In my opinion, Mel has never been an ordinary mom. Or an ordinary anything for that matter. When I found myself as a single mom, Mel kick-started my love of dancing at clubs. At the time, she was a working mom of two kids under three, and I thought she was kind of crazy. I was also amazed that she really did seem to have a well-balanced life. (My two favorite memories are her love of astrological signs, and her trying to get me drunk on Red Bull.)
Fast-forward eight years; she is seriously the poster child for adulting and not adulting at the same time. She balances a job and motherhood, spending time with family and having “girls nights out,” being one with nature and partying in Vegas, supporting her husband’s company… and she does it all with the most sane perspective and calmness to her. It’s like her life is the ultimate yin and yang.
She also started a sweet blog, and wrote a post all about perspective, so you know she’s got some deep thoughts going.
Teaching and Education
Being able to have the capability to grow a human inside you is pretty damn amazing. God knew that women would be badass enough to handle this HUGE part of human evolution. I take that shit with pride! Did I enjoy pregnancy? Not so much. At times it was wonderful, and times I got weirded out by all the little feet and hand ninja moves. THEN, this little alien comes out your body and that is sure as hell not glorious. And now we have to take care of it?
Motherhood is not easy, nor was it meant to be. It is a gift, and one of the biggest blessings I have in my life. It is also a challenge and a huge lesson.
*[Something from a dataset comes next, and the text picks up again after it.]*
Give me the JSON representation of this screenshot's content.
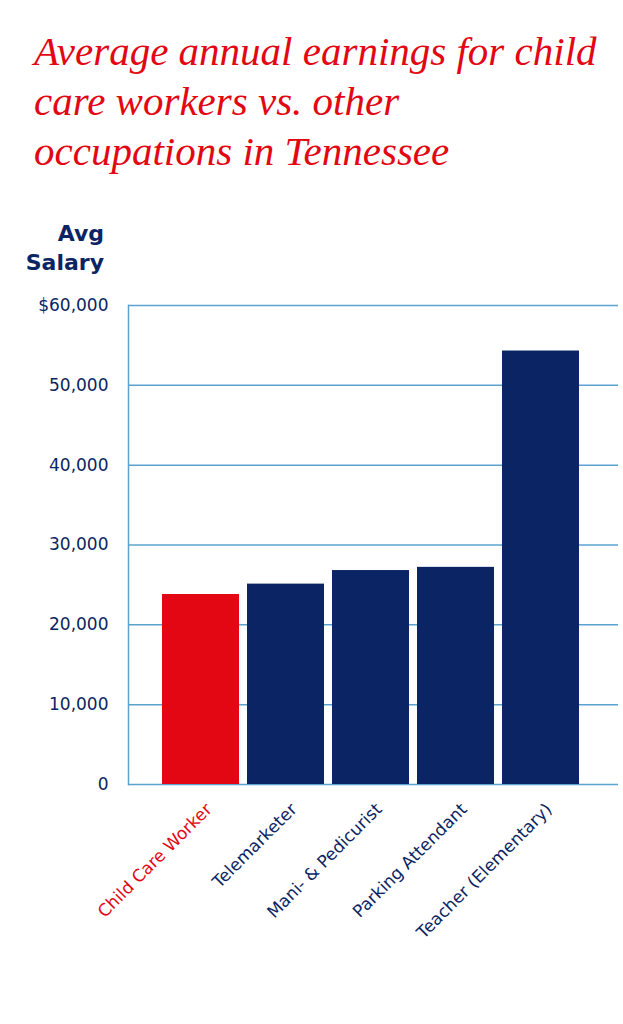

It’s a mix of emotions, and children often teach us as we are teaching them.
As for college, “Your mom goes to college!”
What I think is important is that a woman is always willing to learn. I don’t necessarily believe college indicates an ability to learn, or level of intelligence. Good Will Hunting anyone? Ok, that’s just a movie… But I know so many people who graduated from college and still work 9-5 at the same place I do. But they spent soooo much money and so much time to earn that diploma.
The ONLY downfall is this: if the woman is left in an unexpected position of suddenly becoming the breadwinner. Obviously, if she has the education behind her, she is more likely to find employment. But what if it’s been so long that she doesn’t remember everything? And with no prior job experience, it might be hard. What I think is as long as she has a badass attitude of trying to get her shit together—kicking ass and taking names—she will be able to do it.
I REALLY don’t think I’m all that and a bag of Hot Cheetos (mmmm), but I get told a lot that I am pretty. While this was something I have learned to be ok with, I am afraid that people only see me for that. I want to be KNOWN for who I AM as a person, the values I hold, and for how I treat others.
I am surrounded by women who “enhance” their physical appearance—eyelash extensions, microbladed eyebrows, lip injections, breast implants, liposuction, botox… It’s all maddening! I have this fight daily… My inner hippy wants to be free and live in the desert with no makeup and not give a shit, and the material me says I kinda like wearing makeup and getting dressed up. And I feel like I have to wear make-up and look good. It’s finding a balance between my own psyche and the world’s “expectations.” As I am getting older though, I am leaning more towards not giving a shit.
The other day a man argued with me about my company’s return policy, even though it was posted on the wall. He talked to me as if I were stupid, questioning my position and knowledge. I could feel him try to threaten me with his presence, leaning over the counter to talk down to me. I’m a short person, but I have little man syndrome—so come at me bro! He finally asked a male co-worker the same question, as if my co-worker would back him up because he also had a penis. My co-worker said the exact same thing I said (adding a “she is right”)—and the man magically listened! Never once apologizing to me.
I had a lot of angry thoughts coming through my head, but then I realized how sad he must be on the inside. He was an older man preying on a younger, smaller woman for some type of sick gratification brought on by his own insecurities. Pity.
Balance and Equality
The word “feminist” always puts me on the fence. I hate the idea of labels and conforming to one ideology. If I had to consider myself anything I’d like to be called a HUMANIST.
I believe that we should all be treated with the same love, respect, and kindness. I believe we should all be given chances if we pursue them. And not be shamed for trying, whatever our sex is.
There is a divine balance in our roles here on earth that we are meant to follow. I see power and strength is both sexes, and I believe we are stronger together when we are in harmony with each other.
Don’t get me wrong; we as a female race have been through some tough shit. Watching Game of Thrones the other day made me feel so blessed to live in the time and place I do. Men have dominated the world for too long, and I’m all for Women having their own power now.
But the thing that worries me is what if we suddenly fall in to the power hungry state that Men did, what would make us “better?” I think feminism (or any social label) will always have the good and the bad. Whatever you choose to identify with, what matters is that you are working towards a better world for ALL of us. We have to live in balance with each other, not against.